Poet's Notes:  I recently watched Guardians of the Galaxy. The greatest part about the movie for me is Groot. Of course, we're all meant to fall in love with the simple tree beast that saves everyone in the end--it's the classic fairy tale scenario--except that what makes Groot work is his linguistics. He says only "I am Groot," but the way he says it says everything he needs to say, which, granted isn't much because his pal is a fast talking raccoon. 

Language is about context and body language as much as it is about the specific words. With relatively few words, we can communicate great volumes - sign language manages on concepts. As a wordsmith, and, though constrained by practicality, a wordy one at that, what if the ideas and words to work with in a poem were limited to a select few that could only be repeated or rearranged?  

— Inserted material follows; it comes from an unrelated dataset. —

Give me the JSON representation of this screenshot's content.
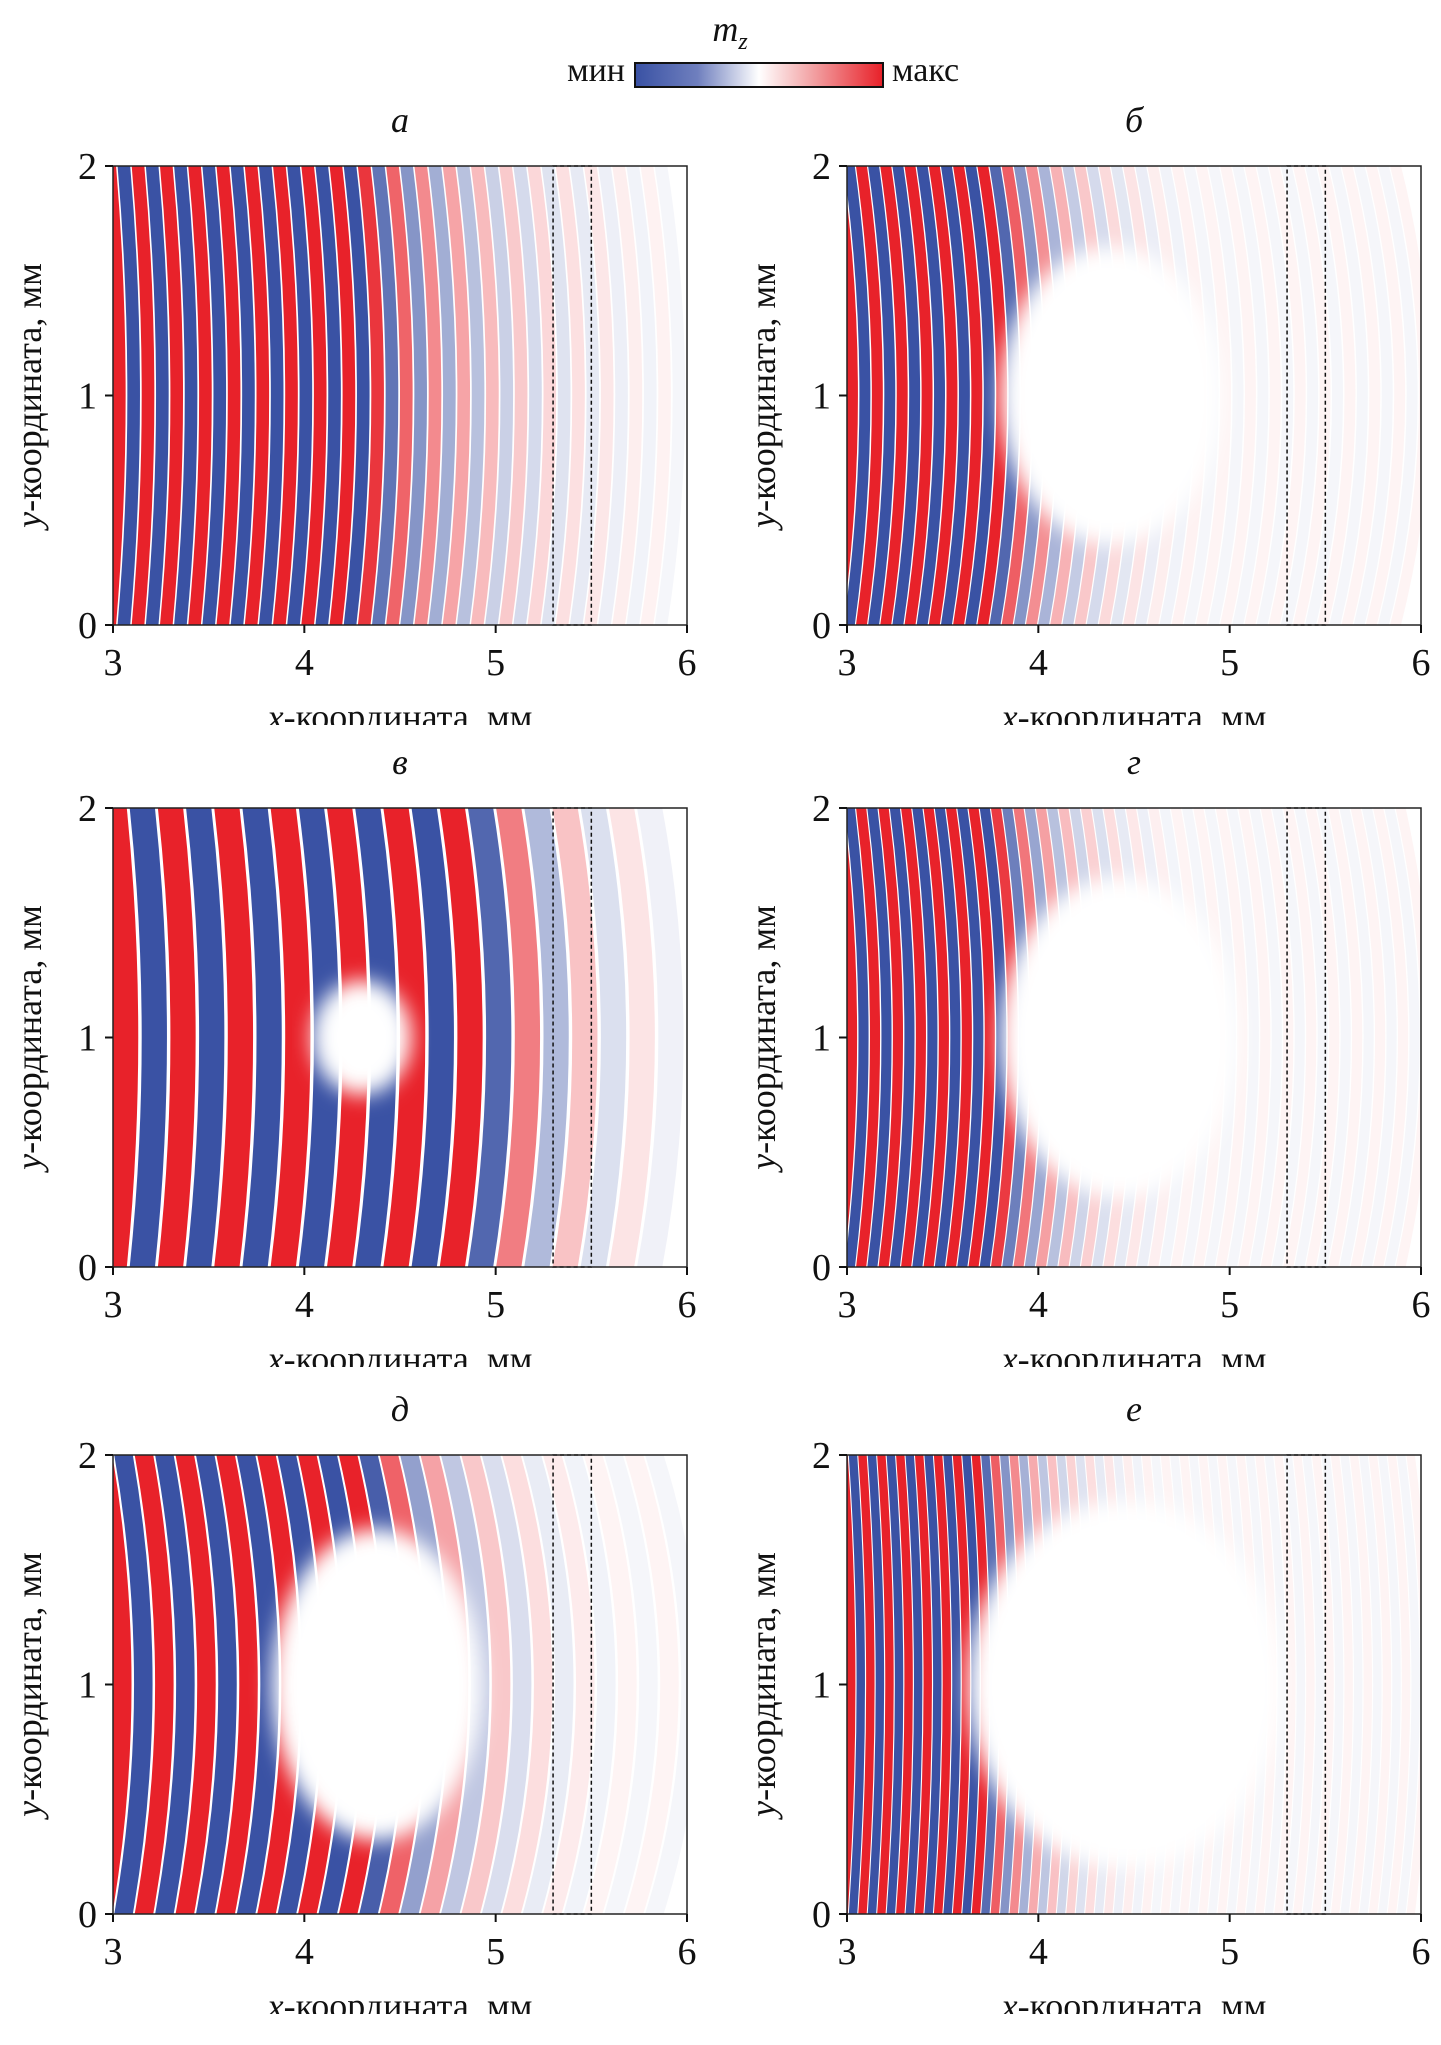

Editor's Note:  Written language is all about symbols standing for words or ideas or concepts.  It is stripped of body language and all but the most subtly crafted written work is practically stripped of tone.  Written poetry, as opposed to poetry spoken or sung, is unique among the ways of conveying the written word in that white space may speak volumes, and enjambment of lines and arrangements of lines and stanzas may add many layers of additional meaning.  Still, as an insightful life coach once taught me, the most important aspects of true communication are tone and body language.  Your words are the last things that will be believed.